Brownlie takes over as Mammoth President/COO
There was a point in my conversation this week with Mark Brownlie where I suggested he was a low-key, consensus-type leader.
Maybe I was led to believe this by his relaxed demeanor, or by the friendly chirps and waves of those who passed by his office door during our conversation, but Brownlie was quick to set the record straight.
Brownlie, 47, who started his career at Mammoth in 1997 in the race department, is passionate about being the best. His goal is to offer the best on-mountain ski experience in the world—and if that’s your goal, low-key is not the way to get there.
When asked what frustrates him most when it comes to managing people, he said, “Having a contentment with mediocrity would be my biggest disappointment.”
Brownlie grew up in a village at the base of Cairn Gorm, one of Scotland’s five ski resorts.
His grandfather was a rancher – at one time he raised 2,500 sheep and about 170 Angus cows.
Brownlie was the only heir of his generation and fully expected that ranching was his future.
There was just one problem: He really, really liked to ski.
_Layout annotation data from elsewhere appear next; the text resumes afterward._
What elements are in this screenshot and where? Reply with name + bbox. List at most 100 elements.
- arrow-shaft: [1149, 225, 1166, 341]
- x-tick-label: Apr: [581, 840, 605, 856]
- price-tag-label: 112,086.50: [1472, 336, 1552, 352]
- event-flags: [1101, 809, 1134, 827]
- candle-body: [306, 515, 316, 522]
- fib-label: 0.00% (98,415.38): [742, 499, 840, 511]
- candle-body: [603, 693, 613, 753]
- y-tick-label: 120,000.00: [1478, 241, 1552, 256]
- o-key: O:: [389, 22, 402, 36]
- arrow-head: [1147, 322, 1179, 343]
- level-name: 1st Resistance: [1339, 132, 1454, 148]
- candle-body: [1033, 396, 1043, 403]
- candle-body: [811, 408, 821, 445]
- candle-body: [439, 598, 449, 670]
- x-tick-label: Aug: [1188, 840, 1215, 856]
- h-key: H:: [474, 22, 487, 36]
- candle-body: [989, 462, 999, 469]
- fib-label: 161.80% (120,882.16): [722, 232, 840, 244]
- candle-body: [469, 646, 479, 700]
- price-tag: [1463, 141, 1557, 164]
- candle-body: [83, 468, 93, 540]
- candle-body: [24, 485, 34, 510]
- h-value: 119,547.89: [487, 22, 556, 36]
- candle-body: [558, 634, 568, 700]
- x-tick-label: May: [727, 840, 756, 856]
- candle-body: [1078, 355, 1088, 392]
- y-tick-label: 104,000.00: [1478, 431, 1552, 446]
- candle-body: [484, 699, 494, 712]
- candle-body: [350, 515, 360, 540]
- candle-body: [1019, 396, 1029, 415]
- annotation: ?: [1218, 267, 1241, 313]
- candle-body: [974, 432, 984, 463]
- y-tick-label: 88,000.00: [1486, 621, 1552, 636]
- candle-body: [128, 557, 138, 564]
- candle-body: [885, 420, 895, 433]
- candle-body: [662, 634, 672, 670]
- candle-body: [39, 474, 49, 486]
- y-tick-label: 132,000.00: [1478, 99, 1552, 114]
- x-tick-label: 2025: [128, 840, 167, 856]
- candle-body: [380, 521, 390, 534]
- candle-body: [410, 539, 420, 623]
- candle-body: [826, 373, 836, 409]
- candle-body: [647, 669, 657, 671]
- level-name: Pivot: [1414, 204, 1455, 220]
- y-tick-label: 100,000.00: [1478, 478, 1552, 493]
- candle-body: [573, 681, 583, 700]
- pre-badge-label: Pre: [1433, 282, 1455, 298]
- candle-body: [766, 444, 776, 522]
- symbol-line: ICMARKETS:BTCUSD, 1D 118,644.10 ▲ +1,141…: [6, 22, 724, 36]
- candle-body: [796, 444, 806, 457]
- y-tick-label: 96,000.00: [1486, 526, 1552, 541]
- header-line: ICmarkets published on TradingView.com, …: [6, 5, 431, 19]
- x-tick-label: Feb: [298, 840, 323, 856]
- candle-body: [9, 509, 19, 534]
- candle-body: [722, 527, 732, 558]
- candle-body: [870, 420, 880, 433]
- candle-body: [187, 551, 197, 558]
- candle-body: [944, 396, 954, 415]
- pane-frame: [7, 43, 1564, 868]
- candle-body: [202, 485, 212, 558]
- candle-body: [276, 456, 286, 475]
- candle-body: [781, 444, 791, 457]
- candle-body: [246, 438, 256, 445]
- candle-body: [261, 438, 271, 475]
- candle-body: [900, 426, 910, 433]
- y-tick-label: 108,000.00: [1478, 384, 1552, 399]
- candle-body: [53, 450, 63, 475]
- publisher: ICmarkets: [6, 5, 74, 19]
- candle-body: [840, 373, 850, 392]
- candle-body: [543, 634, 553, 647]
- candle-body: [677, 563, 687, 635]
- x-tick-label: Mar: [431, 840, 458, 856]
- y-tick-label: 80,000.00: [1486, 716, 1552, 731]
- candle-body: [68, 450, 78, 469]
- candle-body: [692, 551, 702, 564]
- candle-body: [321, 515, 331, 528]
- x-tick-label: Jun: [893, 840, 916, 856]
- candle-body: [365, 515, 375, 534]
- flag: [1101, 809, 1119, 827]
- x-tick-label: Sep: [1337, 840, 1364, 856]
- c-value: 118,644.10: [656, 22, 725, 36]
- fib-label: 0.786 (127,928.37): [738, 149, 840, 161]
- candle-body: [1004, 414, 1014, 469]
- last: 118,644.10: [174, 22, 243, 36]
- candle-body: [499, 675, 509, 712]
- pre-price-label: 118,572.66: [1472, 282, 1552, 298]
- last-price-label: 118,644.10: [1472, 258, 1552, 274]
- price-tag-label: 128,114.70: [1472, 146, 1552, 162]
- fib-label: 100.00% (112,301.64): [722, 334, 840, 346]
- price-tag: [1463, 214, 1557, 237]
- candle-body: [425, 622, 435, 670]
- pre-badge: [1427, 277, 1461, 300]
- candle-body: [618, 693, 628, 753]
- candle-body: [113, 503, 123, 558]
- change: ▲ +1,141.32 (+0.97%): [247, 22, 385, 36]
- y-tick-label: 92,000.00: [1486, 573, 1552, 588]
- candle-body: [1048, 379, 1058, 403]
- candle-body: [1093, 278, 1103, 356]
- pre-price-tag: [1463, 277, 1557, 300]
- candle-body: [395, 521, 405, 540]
As a teenager, Brownlie worked part-time at the local ski school. There, he met a lad named Finlay Torrance. Torrance ended up playing a significant role in Brownlie’s life in two ways:
1.) It was Torrance who met Glen Plake in New Zealand about six years later (Plake was one of their mutual idols for his role in Greg Stump’s 1988 film “Blizzard of Aahhhs”). Torrance convinced Brownlie to come down to New Zealand to work during the winter of ‘92. Brownlie told his grandfather he was going to New Zealand to learn how to shear sheep better. Even grandpa didn’t believe him.
This set Brownlie on a course for the next decade to work the ski season in both hemispheres.
2.) It was Torrance (again) who invited Brownlie to Mammoth in June, 1997, and John Armstrong who ended up hiring Brownlie for that upcoming ‘97-’98 ski season.
Torrance, by the way, currently serves as Mammoth’s Director of Base Operations.
Brownlie moved to Mammoth full-time in 2002 when he became head coach of the Mammoth Mountain Ski and Snowboard team.
One of his prize pupils, Stacey Cook, became an Olympian. In fact, Cook was exiting Brownlie’s office as I arrived this week. Their bond is forever strong.
Another one of Brownlie’s racers was Eric Mann, son of Mammoth’s Vice-President of Mountain Operations Clifford Mann, who has almost a half-century of experience working at Mammoth.
Brownlie said that, via Clifford, he began learning about all aspects of ski area operations, and also ended up working with Rusty Gregory, Greg Dallas, Pam Murphy and Bill Cockroft on various projects in the years after he was hired by MMSA full-time.
He became Vice-President of Mountain Operations in 2012-2013.
“The complexity of opening this place [Mammoth] is totally unique [within the ski industry],” says Brownlie. “And in Mammoth, it’s about getting open … we never consider saying no until we’ve exhausted every way of trying to say yes.”